In one instance in 2021, an attacker compromised an open-source scripting language server to push two malicious updates in the repository. Later that same year, an attacker inserted password-stealing malware into two packages for a popular open-source PDM. One of these packages saw 14 million weekly downloads, so this one attack could’ve affected tens of millions of projects.
Security Concerns for the Open-Source Software Supply Chain and How to Address Them
Many businesses still overlook open-source software security because these vulnerabilities are easy to miss when focusing on internal processes. Teams are concerned about ensuring their workflows and in-house programs are secure, taking attention away from threats earlier in the supply chain, where attacks are far more accessible.

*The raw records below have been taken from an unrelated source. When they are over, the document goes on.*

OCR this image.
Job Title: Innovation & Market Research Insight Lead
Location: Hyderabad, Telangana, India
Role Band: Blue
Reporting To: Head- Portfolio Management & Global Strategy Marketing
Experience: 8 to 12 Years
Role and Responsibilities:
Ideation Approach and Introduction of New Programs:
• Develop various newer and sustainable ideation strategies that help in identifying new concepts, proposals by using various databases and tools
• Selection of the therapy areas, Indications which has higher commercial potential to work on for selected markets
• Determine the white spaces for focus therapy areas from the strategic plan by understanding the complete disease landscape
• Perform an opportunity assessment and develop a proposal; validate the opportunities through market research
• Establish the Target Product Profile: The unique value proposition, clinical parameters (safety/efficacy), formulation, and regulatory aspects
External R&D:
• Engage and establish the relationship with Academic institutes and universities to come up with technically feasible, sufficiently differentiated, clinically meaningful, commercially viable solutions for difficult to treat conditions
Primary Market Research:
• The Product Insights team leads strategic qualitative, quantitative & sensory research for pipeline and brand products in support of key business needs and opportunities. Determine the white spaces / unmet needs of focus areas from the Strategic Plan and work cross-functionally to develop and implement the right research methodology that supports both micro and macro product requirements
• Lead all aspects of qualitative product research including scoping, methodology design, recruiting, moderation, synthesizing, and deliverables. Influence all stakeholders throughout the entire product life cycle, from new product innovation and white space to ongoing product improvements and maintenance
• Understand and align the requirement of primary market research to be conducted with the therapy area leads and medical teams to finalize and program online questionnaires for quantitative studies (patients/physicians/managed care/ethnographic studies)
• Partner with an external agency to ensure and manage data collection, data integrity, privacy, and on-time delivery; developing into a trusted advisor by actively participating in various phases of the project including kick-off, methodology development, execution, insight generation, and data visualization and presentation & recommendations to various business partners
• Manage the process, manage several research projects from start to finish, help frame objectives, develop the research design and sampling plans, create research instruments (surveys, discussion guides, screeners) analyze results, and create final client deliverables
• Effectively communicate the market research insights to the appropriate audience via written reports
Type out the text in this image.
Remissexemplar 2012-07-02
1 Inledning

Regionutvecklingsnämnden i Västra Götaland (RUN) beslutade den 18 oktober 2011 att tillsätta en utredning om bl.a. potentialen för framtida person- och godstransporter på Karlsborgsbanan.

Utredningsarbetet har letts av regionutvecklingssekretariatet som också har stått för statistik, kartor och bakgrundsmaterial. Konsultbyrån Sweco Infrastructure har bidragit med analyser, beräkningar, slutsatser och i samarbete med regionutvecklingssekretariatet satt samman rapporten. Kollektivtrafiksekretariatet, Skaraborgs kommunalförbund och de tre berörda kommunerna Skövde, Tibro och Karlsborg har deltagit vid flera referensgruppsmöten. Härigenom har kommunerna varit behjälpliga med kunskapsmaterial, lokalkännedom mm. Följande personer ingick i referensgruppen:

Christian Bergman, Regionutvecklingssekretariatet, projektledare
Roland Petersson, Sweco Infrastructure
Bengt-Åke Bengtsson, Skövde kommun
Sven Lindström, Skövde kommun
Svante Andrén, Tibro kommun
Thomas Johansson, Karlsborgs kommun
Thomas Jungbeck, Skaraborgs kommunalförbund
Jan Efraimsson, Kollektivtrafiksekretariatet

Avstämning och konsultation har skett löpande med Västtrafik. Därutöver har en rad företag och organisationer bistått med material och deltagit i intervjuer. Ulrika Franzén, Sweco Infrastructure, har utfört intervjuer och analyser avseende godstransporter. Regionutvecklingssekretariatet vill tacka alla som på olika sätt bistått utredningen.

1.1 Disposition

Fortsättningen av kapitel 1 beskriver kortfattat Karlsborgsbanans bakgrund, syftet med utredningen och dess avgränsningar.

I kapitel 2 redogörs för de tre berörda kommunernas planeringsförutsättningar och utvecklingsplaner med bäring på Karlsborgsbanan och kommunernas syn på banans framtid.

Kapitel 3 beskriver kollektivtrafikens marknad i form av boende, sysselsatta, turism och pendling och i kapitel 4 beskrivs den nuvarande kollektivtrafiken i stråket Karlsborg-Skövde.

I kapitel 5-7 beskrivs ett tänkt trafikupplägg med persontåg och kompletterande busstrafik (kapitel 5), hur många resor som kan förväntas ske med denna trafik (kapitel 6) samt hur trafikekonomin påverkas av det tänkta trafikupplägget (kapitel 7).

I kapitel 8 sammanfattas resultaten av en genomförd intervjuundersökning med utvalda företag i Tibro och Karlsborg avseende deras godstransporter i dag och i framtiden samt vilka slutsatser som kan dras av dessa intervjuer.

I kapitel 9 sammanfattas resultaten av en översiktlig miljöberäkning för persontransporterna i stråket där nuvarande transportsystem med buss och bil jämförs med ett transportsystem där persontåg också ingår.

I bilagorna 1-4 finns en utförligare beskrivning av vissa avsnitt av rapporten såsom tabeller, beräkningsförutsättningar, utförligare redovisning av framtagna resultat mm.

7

Open-source software’s collaborative nature makes it easy for cybercriminals to insert malicious code in various parts of the supply chain. However, that same collaboration is also the key to better open-source security. The industry should encourage all supply chain parties, from initial developers to end users, to share their findings, discuss vulnerabilities, and collaborate to label and review repositories effectively. That way, the community can benefit from others’ experience and expertise.
Following the NIST’s secure software development framework and engaging in security best practices is also essential. If more teams adopt these principles and standards, the software supply chain will become more standardized, enabling more helpful collaboration.
Supply Chain Security Best Practices
While every development cycle is unique, some best practices apply to every software supply chain. That starts with a risk assessment. Map out your supply chain to see all your dependencies, revealing where vulnerabilities can arise. Once you know where you’re most likely to encounter security issues, you can address them appropriately.
Next, modernize your processes. Outdated technology can create data silos, making it difficult to spot potential issues, creating more room for human error, and taking too long to respond to security alerts efficiently. Modern tools like automation, encryption, data consolidation, and file and access monitoring are crucial to spotting and preventing supply chain threats.
You should also review and update your permissions throughout the supply chain. Most companies should give supply chain partners less access. Restrict permissions throughout the supply chain so everyone can only access what they need, and use strict identification and verification tools to enforce these policies.
Be sure to verify every bit of code before deploying it. Scan everything before using it in the development process. If you find a vulnerability or bit of malicious code, alert others in the open-source community. Proactively hunting threats will ensure others’ oversight doesn’t affect you.
Final Thoughts on Improving Open-Source Software Supply Chain Security
Open-source software is a massive boon to the development cycle, but it makes supply chain risks more of a concern. When you know where and how these threats arise, you can create actionable tactics to stop them. If developers, managers, and end-users work together, open-source software can be just as — if not more secure — than proprietary alternatives.